Category sort keys can exceed the capacity of cl_sortkey, yet that is not correctly handled
Open, Needs TriagePublic

Description

The cl_sortkey column can only hold 230 bytes, and sort keys generated by the subclasses of Collation can be longer than that, even for the simple "identity" and "uppercase" collations. Unfortunately, this is not correctly handled by MediaWiki. This would result in either an error or silent truncation of the sort key when updating the DB. Specifically:

  • LinksUpdate only truncates the sort key prefixes stored in $this->mCategories (and confusingly referred to as "sort keys") to 255 bytes. It does not truncate actual sort keys at all.
  • MovePage resets sort keys, and it also does not truncate them before sending them to the DB.
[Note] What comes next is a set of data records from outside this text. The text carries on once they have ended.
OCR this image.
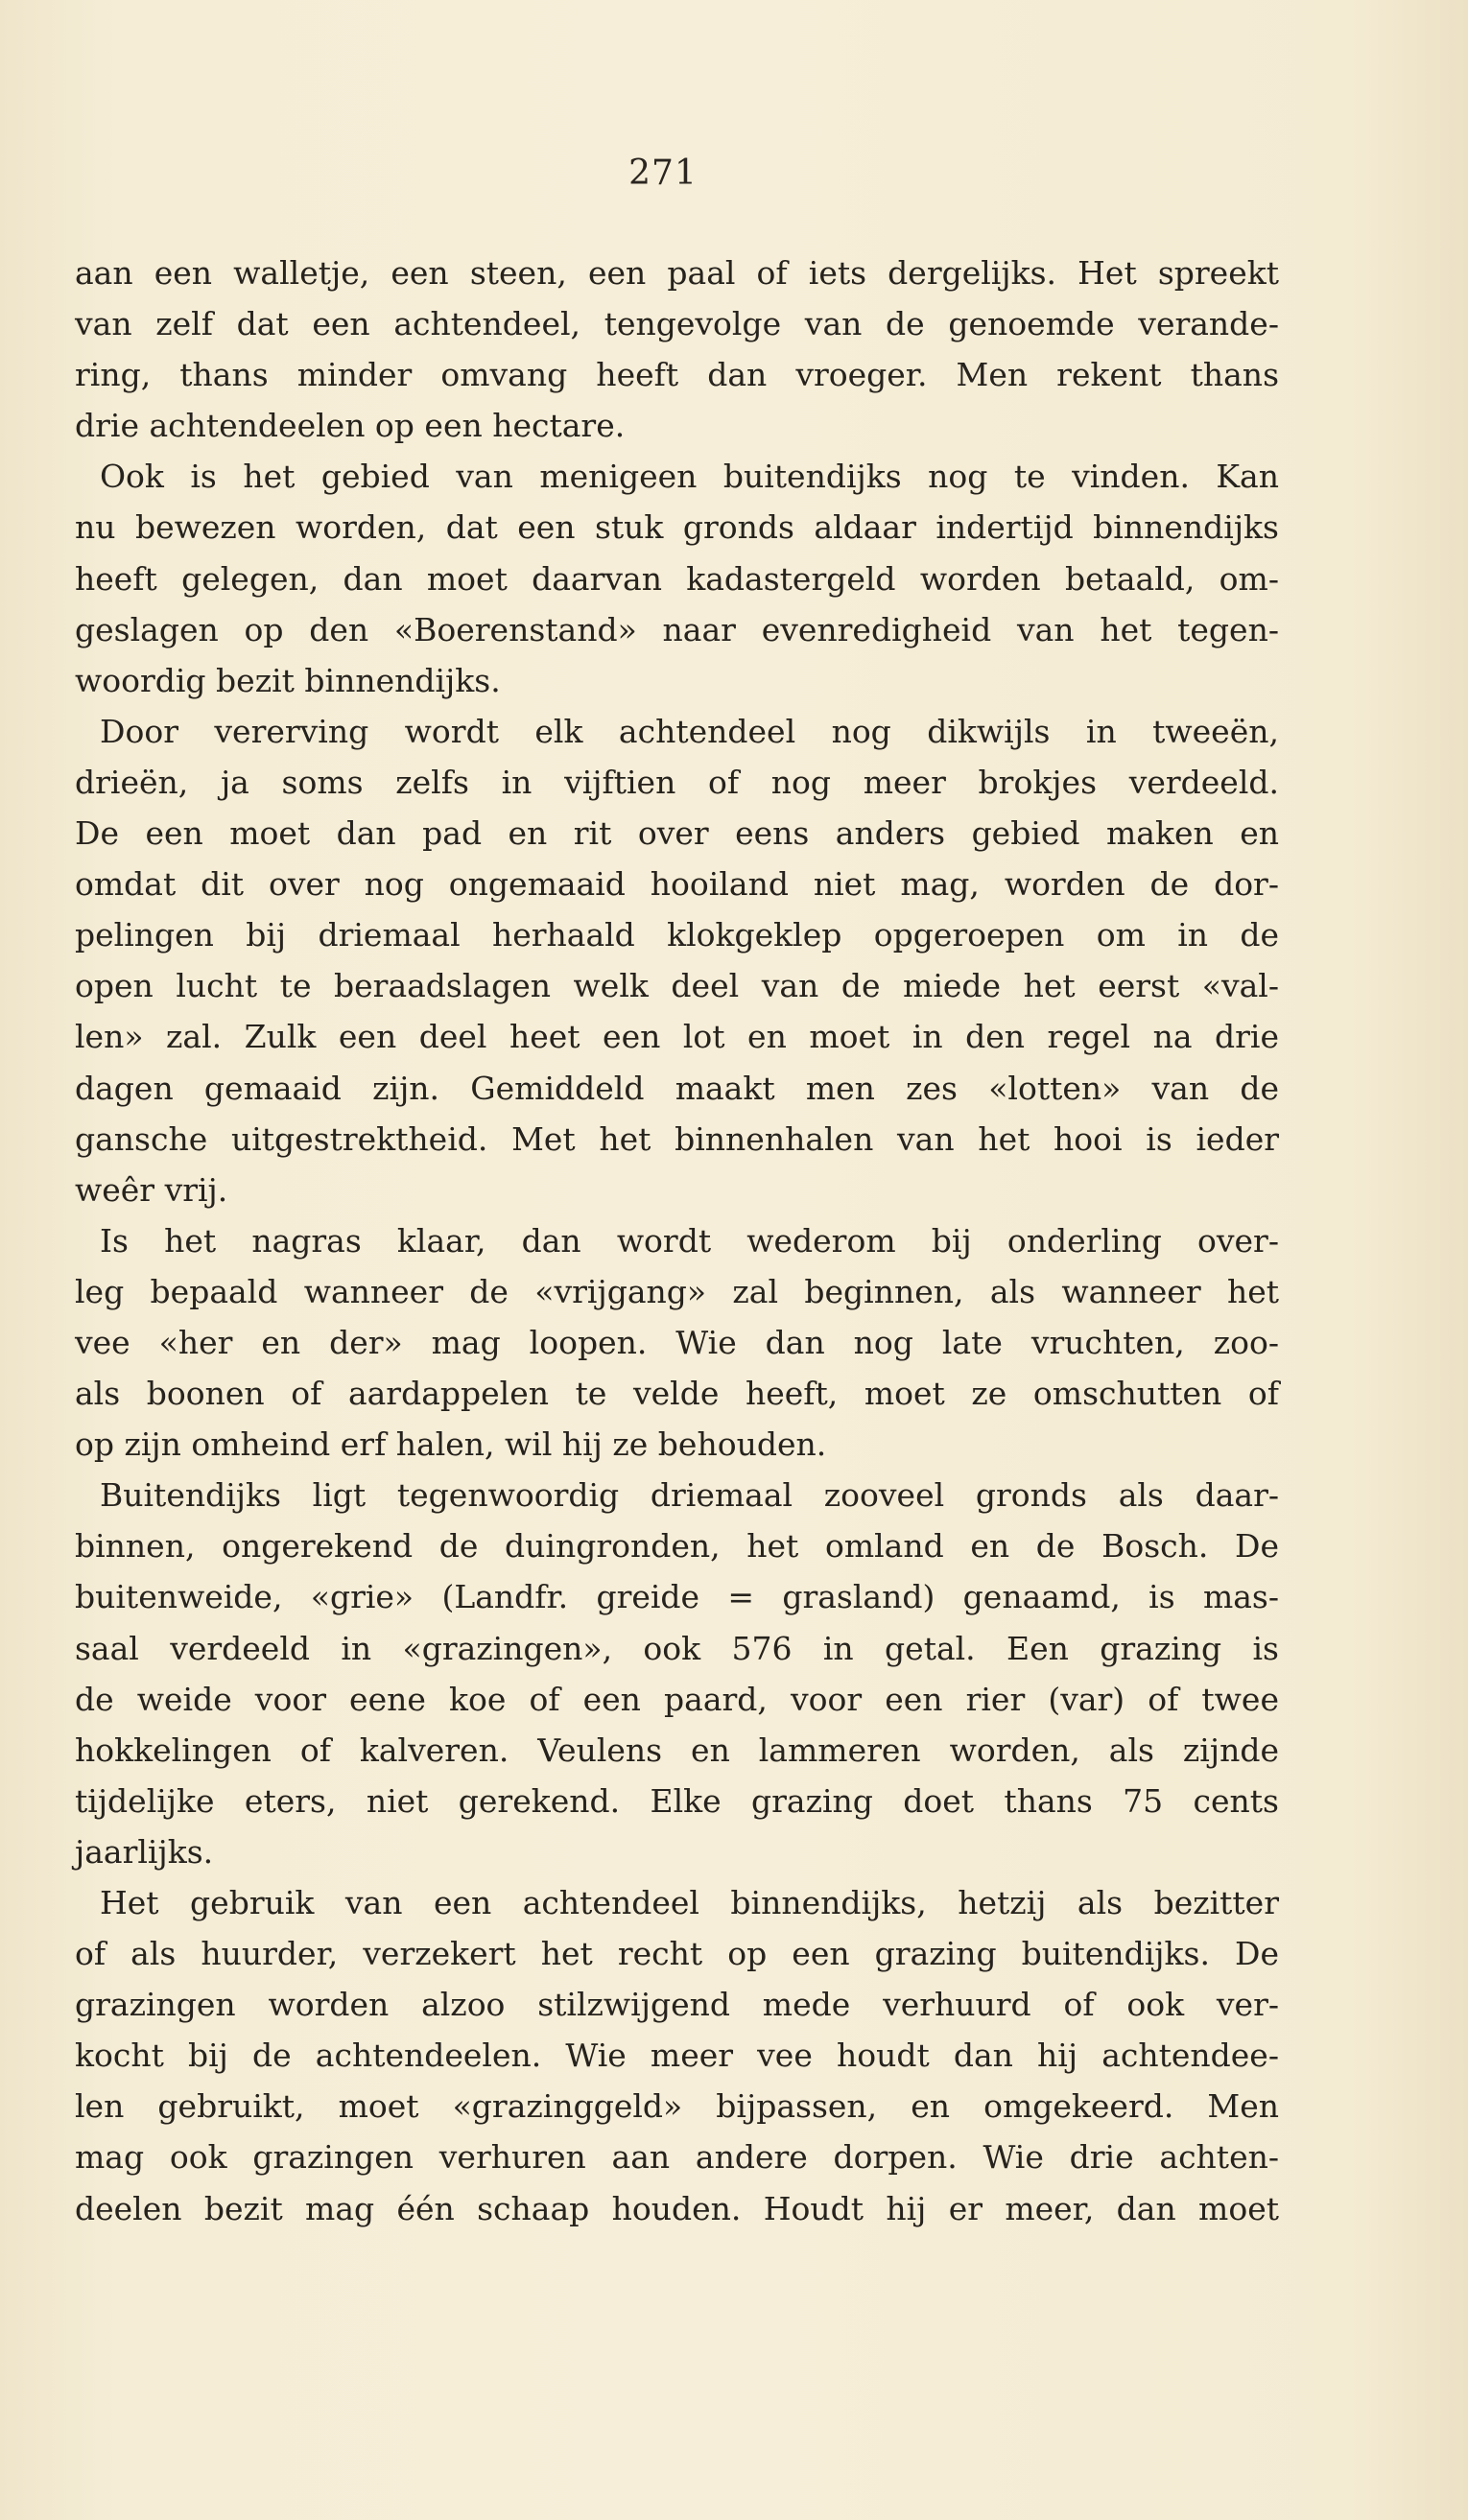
271
aan een walletje, een steen, een paal of iets dergelijks. Het spreekt
van zelf dat een achtendeel, tengevolge van de genoemde verande-
ring, thans minder omvang heeft dan vroeger. Men rekent thans
drie achtendeelen op een hectare.
Ook is het gebied van menigeen buitendijks nog te vinden. Kan
nu bewezen worden, dat een stuk gronds aldaar indertijd binnendijks
heeft gelegen, dan moet daarvan kadastergeld worden betaald, om-
geslagen op den «Boerenstand» naar evenredigheid van het tegen-
woordig bezit binnendijks.
Door vererving wordt elk achtendeel nog dikwijls in tweeën,
drieën, ja soms zelfs in vijftien of nog meer brokjes verdeeld.
De een moet dan pad en rit over eens anders gebied maken en
omdat dit over nog ongemaaid hooiland niet mag, worden de dor-
pelingen bij driemaal herhaald klokgeklep opgeroepen om in de
open lucht te beraadslagen welk deel van de miede het eerst «val-
len» zal. Zulk een deel heet een lot en moet in den regel na drie
dagen gemaaid zijn. Gemiddeld maakt men zes «lotten» van de
gansche uitgestrektheid. Met het binnenhalen van het hooi is ieder
weêr vrij.
Is het nagras klaar, dan wordt wederom bij onderling over-
leg bepaald wanneer de «vrijgang» zal beginnen, als wanneer het
vee «her en der» mag loopen. Wie dan nog late vruchten, zoo-
als boonen of aardappelen te velde heeft, moet ze omschutten of
op zijn omheind erf halen, wil hij ze behouden.
Buitendijks ligt tegenwoordig driemaal zooveel gronds als daar-
binnen, ongerekend de duingronden, het omland en de Bosch. De
buitenweide, «grie» (Landfr. greide = grasland) genaamd, is mas-
saal verdeeld in «grazingen», ook 576 in getal. Een grazing is
de weide voor eene koe of een paard, voor een rier (var) of twee
hokkelingen of kalveren. Veulens en lammeren worden, als zijnde
tijdelijke eters, niet gerekend. Elke grazing doet thans 75 cents
jaarlijks.
Het gebruik van een achtendeel binnendijks, hetzij als bezitter
of als huurder, verzekert het recht op een grazing buitendijks. De
grazingen worden alzoo stilzwijgend mede verhuurd of ook ver-
kocht bij de achtendeelen. Wie meer vee houdt dan hij achtendee-
len gebruikt, moet «grazinggeld» bijpassen, en omgekeerd. Men
mag ook grazingen verhuren aan andere dorpen. Wie drie achten-
deelen bezit mag één schaap houden. Houdt hij er meer, dan moet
Also, there are issues when performing read queries:

CategoryViewer's pagination code does not take truncation (or even the possibility of a duplicate sort key) into account, which could cause pages to be skipped going forward or to repeat going backward, because the truncated sort key sorts before the untruncated sort key. Also, duplication of sort keys could cause pages to repeat going forward or to be skipped going backward.

One way to address this would be to, in addition to truncating the generated sort key before performing the query, add the page ID to the next/previous page URL (e.g. as a third part of the {page,subcat,file}{from,until} value, separated by a pipe character, tab, or other character disallowed in titles that is not a line feed).

Category::getMembers() allows an $offset argument, which is just the sort key and not also the page ID, though I did not find any callers that actually supply an offset.

Some extensions probably also have similar issues.